The radiographic image tends to underestimate the severity of bone loss. The difference between the alveolar crest height and the radiographic appearance ranges from 0 to 1.6 mm, mostly accounted for by x-ray angulation.
Radiographs are an indirect method for determining the amount of bone loss in periodontal disease; they image the amount of remaining bone rather than the amount lost. The amount of bone lost is estimated to be the difference between the physiologic bone level and the height of the remaining bone.
The distance from the CEJ to the alveolar crest has been analyzed by several investigators.9-11 Most studies, conducted in adolescents, suggest a distance of 2 mm to reflect normal periodontium; this distance may be greater in older patients.
In periodontal disease the interdental bone undergoes changes that affect the lamina dura, crestal radiodensity, size and shape of the medullary spaces, and height and contour of the bone. Height of interdental bone may be reduced, with the crest perpendicular to the long axis of the adjacent teeth (horizontal bone loss; Figure 31-6), or angular or arcuate defects (angular, or vertical, bone loss; Figure 31-7) could form.
Radiographs do not indicate the internal morphology or depth of craterlike defects. Also, radiographs do not reveal the extent of involvement on the facial and lingual surfaces. Bone destruction of facial and lingual surfaces is masked by the dense root structure, and bone destruction on the mesial and distal root surfaces may be partially hidden by superimposed anatomy, such as a dense mylohyoid ridge (Figure 31-8). In most cases, it can be assumed that bone losses seen interdentally continue in either the facial or the lingual aspect, creating a troughlike lesion.
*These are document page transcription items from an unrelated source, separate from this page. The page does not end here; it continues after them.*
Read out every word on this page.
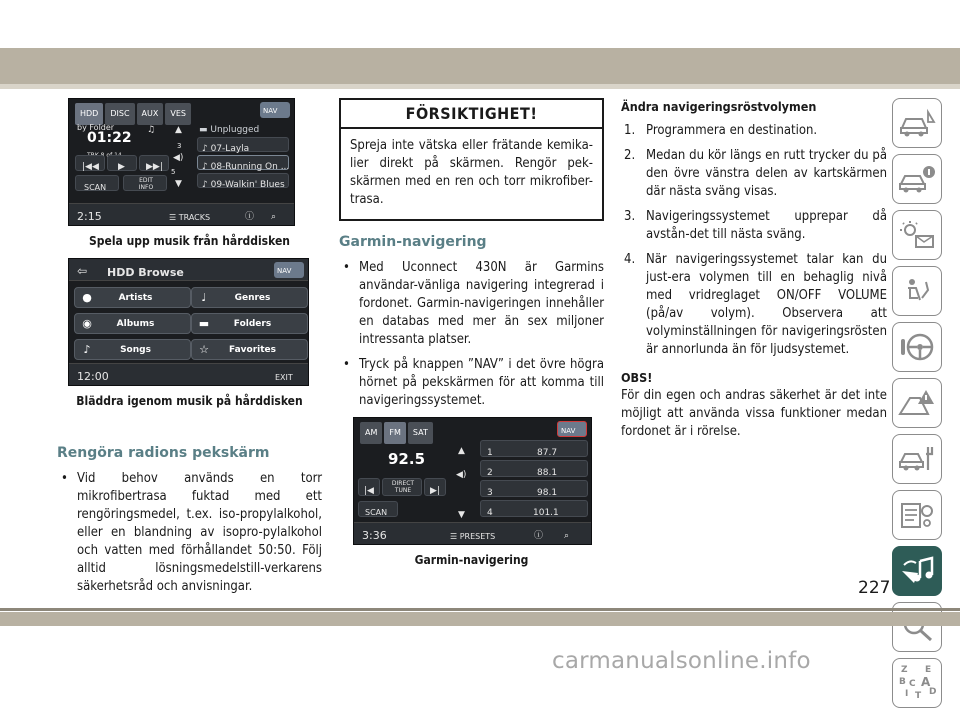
HDD	DISC	AUX	VES	NAV
by Folder
01:22 ♫ ▲
3
◀)
5
▼
▬ Unplugged
♪ 07-Layla
♪ 08-Running On ...
♪ 09-Walkin' Blues
|◀◀ ▶ ▶▶|
SCAN
EDIT INFO
2:15	☰ TRACKS	ⓘ ⌕
Spela upp musik från hårddisken
⇦ HDD Browse	NAV
●	Artists	♩	Genres
◉	Albums	▬	Folders
♪	Songs	☆	Favorites
12:00	EXIT
Bläddra igenom musik på hårddisken
Rengöra radions pekskärm
• Vid behov används en torr mikrofibertrasa fuktad med ett rengöringsmedel, t.ex. iso-propylalkohol, eller en blandning av isopro-pylalkohol och vatten med förhållandet 50:50. Följ alltid lösningsmedelstill-verkarens säkerhetsråd och anvisningar.
FÖRSIKTIGHET!
Spreja inte vätska eller frätande kemika-lier direkt på skärmen. Rengör pek-skärmen med en ren och torr mikrofiber-trasa.
Garmin-navigering
• Med Uconnect 430N är Garmins användar-vänliga navigering integrerad i fordonet. Garmin-navigeringen innehåller en databas med mer än sex miljoner intressanta platser.
• Tryck på knappen ”NAV” i det övre högra hörnet på pekskärmen för att komma till navigeringssystemet.
AM	FM	SAT	NAV
92.5	▲
◀)
▼
|◀
DIRECT TUNE	▶|
SCAN
1	87.7
2	88.1
3	98.1
4	101.1
3:36	☰ PRESETS	ⓘ ⌕
Garmin-navigering
Ändra navigeringsröstvolymen
1. Programmera en destination.
2. Medan du kör längs en rutt trycker du på den övre vänstra delen av kartskärmen där nästa sväng visas.
3. Navigeringssystemet upprepar då avstån-det till nästa sväng.
4. När navigeringssystemet talar kan du just-era volymen till en behaglig nivå med vridreglaget ON/OFF VOLUME (på/av volym). Observera att volyminställningen för navigeringsrösten är annorlunda än för ljudsystemet.
OBS!
För din egen och andras säkerhet är det inte möjligt att använda vissa funktioner medan fordonet är i rörelse.
Z E
B A
C
D
I T
227
carmanualsonline.info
Dense cortical facial and lingual plates of interdental bone obscure destruction of the intervening cancellous bone. Thus a deep craterlike defect between the facial and lingual plates might not be depicted on conventional radiographs. To record destruction of the interproximal cancellous bone radiographically, the cortical bone must be involved. A reduction of only 0.5 to 1.0 mm in the thickness of the cortical plate is sufficient to permit radiographic visualization of the destruction of the inner cancellous trabeculae.
Interdental bone loss may continue facially and/or lingually to form a troughlike defect that could be difficult to appreciate radiographically. These lesions may terminate on the radicular surface or may communicate with the adjacent interdental area to form one continuous lesion (Figure 31-9).
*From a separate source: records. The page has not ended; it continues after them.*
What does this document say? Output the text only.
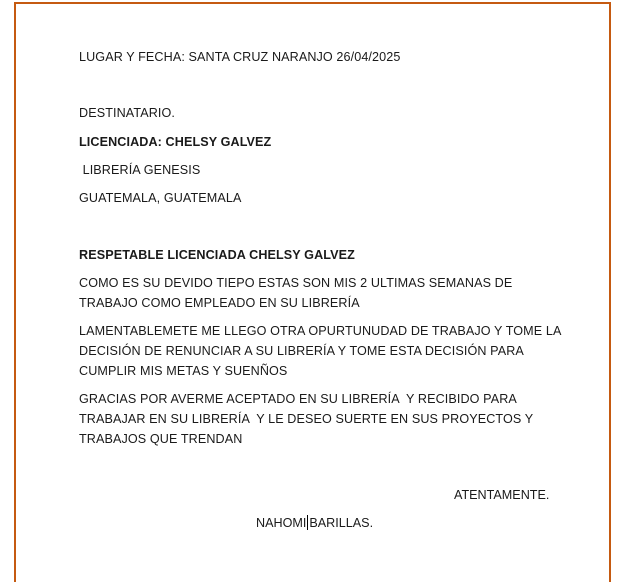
LUGAR Y FECHA: SANTA CRUZ NARANJO 26/04/2025
DESTINATARIO.
LICENCIADA: CHELSY GALVEZ
LIBRERÍA GENESIS
GUATEMALA, GUATEMALA
RESPETABLE LICENCIADA CHELSY GALVEZ
COMO ES SU DEVIDO TIEPO ESTAS SON MIS 2 ULTIMAS SEMANAS DE
TRABAJO COMO EMPLEADO EN SU LIBRERÍA
LAMENTABLEMETE ME LLEGO OTRA OPURTUNUDAD DE TRABAJO Y TOME LA
DECISIÓN DE RENUNCIAR A SU LIBRERÍA Y TOME ESTA DECISIÓN PARA
CUMPLIR MIS METAS Y SUENÑOS
GRACIAS POR AVERME ACEPTADO EN SU LIBRERÍA  Y RECIBIDO PARA
TRABAJAR EN SU LIBRERÍA  Y LE DESEO SUERTE EN SUS PROYECTOS Y
TRABAJOS QUE TRENDAN
ATENTAMENTE.
NAHOMI BARILLAS.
Figure 31-10 shows two adjacent interdental lesions connecting on the radicular surface to form one interconnecting osseous lesion. Along with clinical probing of these lesions, the use of a radiopaque pointer placed in these radicular defects will demonstrate the extent of the bone loss.
Periodontal bone loss should be differentiated from normal anatomy or anatomic variants that can resemble disease. For example, nutrient canals in the alveolar bone can appear as linear and circular radiolucent areas (Figure 31-11). These canals can be seen more frequently in the anterior mandible, although they can be present throughout the alveolar ridge.